第9話 オールポジション
「と言うことでまずミーナの戦闘スタイルから育成方針を決めたいと思います。はい、拍手」
「イェーイ。パチパチパチパチ」
俺の宣言で笑顔で拍手をするミオネと対照的に引き攣った顔をするミーナ。
まず、パーティーを組むにして役割を明確にすることが大事だと俺とミオネは幼い頃から教え込まれていた。
なので、基本的には俺もミオネもオールラウンダーで戦える。森にいた頃は、親父が死んだ日にミオネは思うことがあり、魔法だけじゃなく接近戦にも力を入れるようになった。
インファイトからヒットアンドアウェイ。
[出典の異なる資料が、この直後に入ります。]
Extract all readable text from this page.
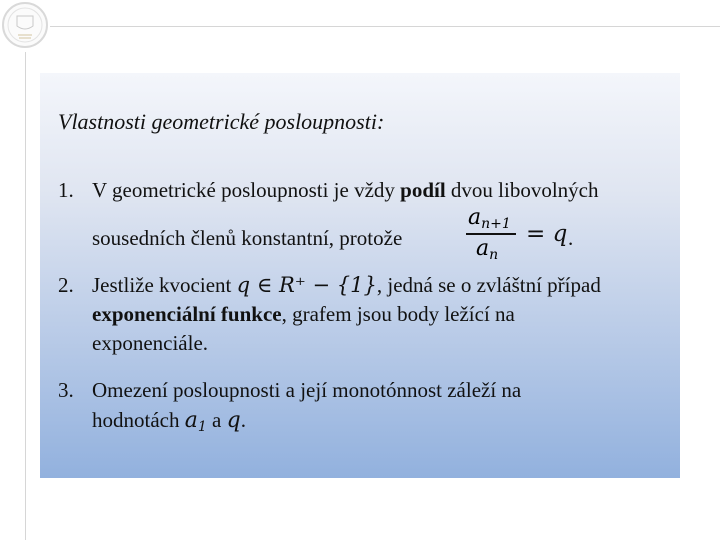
Vlastnosti geometrické posloupnosti:
1. V geometrické posloupnosti je vždy podíl dvou libovolných
sousedních členů konstantní, protože
$a_{n+1}$
$a_n$
= q .
2. Jestliže kvocient q ∈ R⁺ − {1}, jedná se o zvláštní případ
exponenciální funkce, grafem jsou body ležící na
exponenciále.
3. Omezení posloupnosti a její monotónnost záleží na
hodnotách $a_1$ a q.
ただ、力技ではなく、柔術を主体とした戦法を確立した。
それに比べて、俺は前世の影響でゴリゴリのインファイトを多用していた。
もちろん、いずれは両方を確立したいがまだ【異界伝承】の使用を禁止されている分、地力を鍛えることを主とした。
2人パーティーならスイッチ戦法を使用してミオネとのコンビネーションを上手く使い、体力の温存をすることが可能だった。
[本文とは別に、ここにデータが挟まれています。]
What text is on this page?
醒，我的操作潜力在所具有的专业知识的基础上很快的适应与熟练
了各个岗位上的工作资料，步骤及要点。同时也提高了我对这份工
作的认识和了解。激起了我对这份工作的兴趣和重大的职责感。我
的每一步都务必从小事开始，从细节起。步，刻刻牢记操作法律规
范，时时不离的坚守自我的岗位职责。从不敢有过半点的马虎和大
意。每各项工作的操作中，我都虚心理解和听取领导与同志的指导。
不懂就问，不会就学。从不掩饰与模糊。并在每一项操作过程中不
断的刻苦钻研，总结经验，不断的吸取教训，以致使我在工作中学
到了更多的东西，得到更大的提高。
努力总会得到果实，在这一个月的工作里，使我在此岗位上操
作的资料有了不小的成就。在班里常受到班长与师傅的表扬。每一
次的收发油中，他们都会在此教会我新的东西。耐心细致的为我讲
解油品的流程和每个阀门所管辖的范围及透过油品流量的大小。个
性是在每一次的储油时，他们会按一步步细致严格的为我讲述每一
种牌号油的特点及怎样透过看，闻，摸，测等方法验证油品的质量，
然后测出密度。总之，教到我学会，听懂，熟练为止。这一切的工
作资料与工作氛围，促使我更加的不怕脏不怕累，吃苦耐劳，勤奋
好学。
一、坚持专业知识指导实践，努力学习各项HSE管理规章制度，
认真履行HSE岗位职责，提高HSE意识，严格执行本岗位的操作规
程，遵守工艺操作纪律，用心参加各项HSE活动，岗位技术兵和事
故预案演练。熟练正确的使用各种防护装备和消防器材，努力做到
だが、3人となった今ではミーナの戦闘スタイルによってはローテーションスイッチ戦法を行う必要があり、その辺の連携が確立するまでは討伐依頼は受けることをしないつもりでいた。
「それでミーナはどう言う戦闘スタイルなわけ?」
「決まってなかったら何がしたいかとかでもいいからね!」
ミオネが胸の前で握り拳を作りフスンと鼻息を漏らす。うん、可愛い。
「そ、そうねぇ〜私は弓と細剣を使うわ。基本的には弓で援護して近付かれたら細剣に切り替えて戦うつもりだったわ。でもあなた達を見ていたら弓だけでもと思うわ」
どうやらミーナもオールラウンダーだったらしい。
「ならミーナもオールラウンダーとして鍛えるか」
「それなら、魔法も覚えて矢が尽きても打てるようにしてもいいかもしれないね」
「ちょ、ちょっと待って!!そんなに簡単に魔法が使える訳ないでしょ!?」
俺とミオネの会話にミーナが遮って来た。
それを不思議そうな目で見ていた俺たちにミーナは説明を始めた。
「魔力は誰にでもあるけれども魔法を使うには適正属性があってそれを使うにも長年の訓練が必要なのよ?それをあたかもすぐ使えるかのように話してるなんて私、そこまで才能ないのよ?」
なんか初めて聞く話ばっかりだぞ?
俺とミオネは、訓練を開始したときから普通に使えてたんだけど・・・
「それマジ?俺とミオネは、全属性使えるぞ?確かにミオネが闇属性を苦手にしているから適正はあるかもとは思っていたけど基本はイメージだろ?」
「えっ?本当に言ってる?」
ミーナは、あり得ないという目で俺たちを見る。そんなに信用ないかなぁ〜。
そんなことを考えていたらミオネが口を開く。
「ミーナちゃんは、魔力感知って出来る?」
「えぇ、少しだけなら」
「そっか。なら見せた方が早いね!」
ミオネは、そう言うと手から全属性の魔力の塊を出した。
「いや、ミオネ。あなた、さらっと凄いことしてるの自覚ある?無詠唱に並列操作、魔術師の祈願を実現させているのよ?」
驚くことに疲れたのか遠い目をしながらミーナは呟いた。
それに対してミオネはキョトンとした顔をしていた。
「そんなに難しいことなのかなぁ〜?ユーダイ君、どう思う?」
いや、キラーパスされても困るんだけど。
けどやりようはあるんだけどなぁ〜。
「あぁ〜、たぶん固定概念のせいじゃない?俺らって出来るのが当たり前だったし。暴論だけどミーナを全属性使えるようにするの俺なら簡単だけど、そうなると母さんの許可が必要になって来るしなぁ〜」
そう言うとミオネが真っ赤な顔をしてモジモジし出した。何をするかってのを察したんだろうな。
「そのぉ〜、ミーナちゃんのためだし、私たちもそろそろそう言うことしてもいいと思うの。だからユーダイ君、使っちゃお?」
その言葉を聞いて俺は一瞬で頭の中が真っ白になった。そして叫んだ。